今回は中島京子「のろのろ歩け」を紹介します。
北京、上海、台湾とアジアの3つの土地での「新しい扉をひらく彼女たちの物語」(単行本の帯から。ちなみに単行本の表紙は上のものとは違って女性が跳んでいます。文庫本の表紙は3つ目の物語の舞台の平渓線のイメージ)。裏表紙に「慢慢走」という言葉が書いてあります。
最初の「北京の春の白い服」 1999年の北京ではファッション誌の創刊に奔走する女性を描いています。冒頭に「-いまはもうない北京に」とあり、いきなり主人公の恋人の説教めいたメールから始まります。日本の女性はどうあるべきかとか、中国に対してとるべき態度とかを説教してくるのですが、残念ながらこの男性の考える中国はもうないのです。
「時間の向こうの一週間」2012年の上海では現地に赴任することになったため家探しを引き受けた女性と案内を引き受けたイーミンという男性との淡い関係を描いたもので、ラストで「実は」ということになります。

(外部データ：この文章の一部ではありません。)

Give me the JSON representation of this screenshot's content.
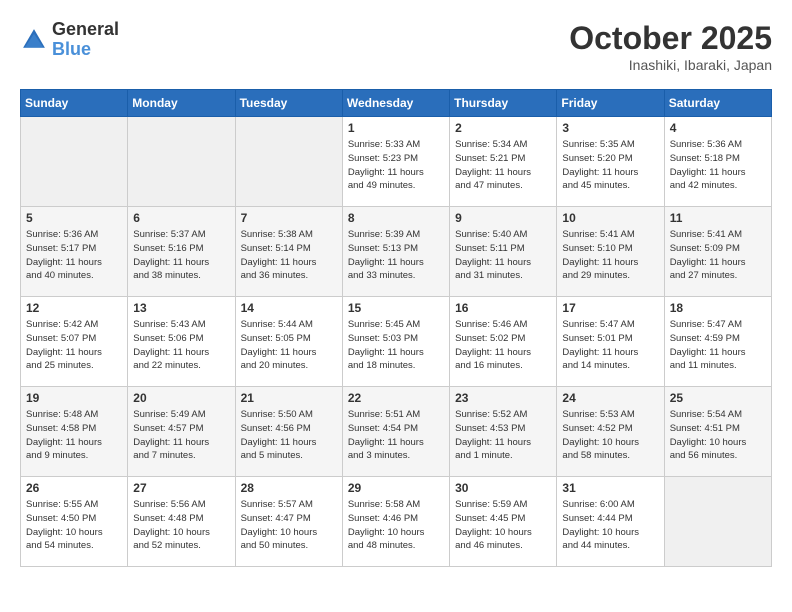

「天燈幸福」は台湾に亡き母の「おじさん」に会いに行く女性が描かれています。
3つめの「天燈幸福」は台湾のローカル線である平渓線に乗るという話で、もともとこの本を読むきっかけとなったのは、今年の3月に台湾に旅行して平渓線の駅の近くでランタンを飛ばしたことがあり、たまたまこの小説がそのあたりを舞台にしていることを知ったので読もうと思ったのでした。その旅行の時も、本当は平渓線に乗りたかったのですが、団体旅行でありバスで行かざるを得ず、まあ20年以上前に一度乗ったことがあるのでいいかと思いましたが、この作品を読んでやはり平渓線に乗っておけばと思いました。
この作品中に平渓線を途中下車して鉄橋の上を歩く場面がありましたが、こんな鉄橋でしょうか。
途中で主人公たちは大華という駅で下車し、そこから歩くと十分大瀑布があります。私もこの滝を見ましたが、「大瀑布」は少し大げさな感があります。
十分駅から再び列車に乗り、線路の両脇に商店街があるところに出ます。2月に旅行した時には、ここに並んでいる店でランタンを飛ばしました。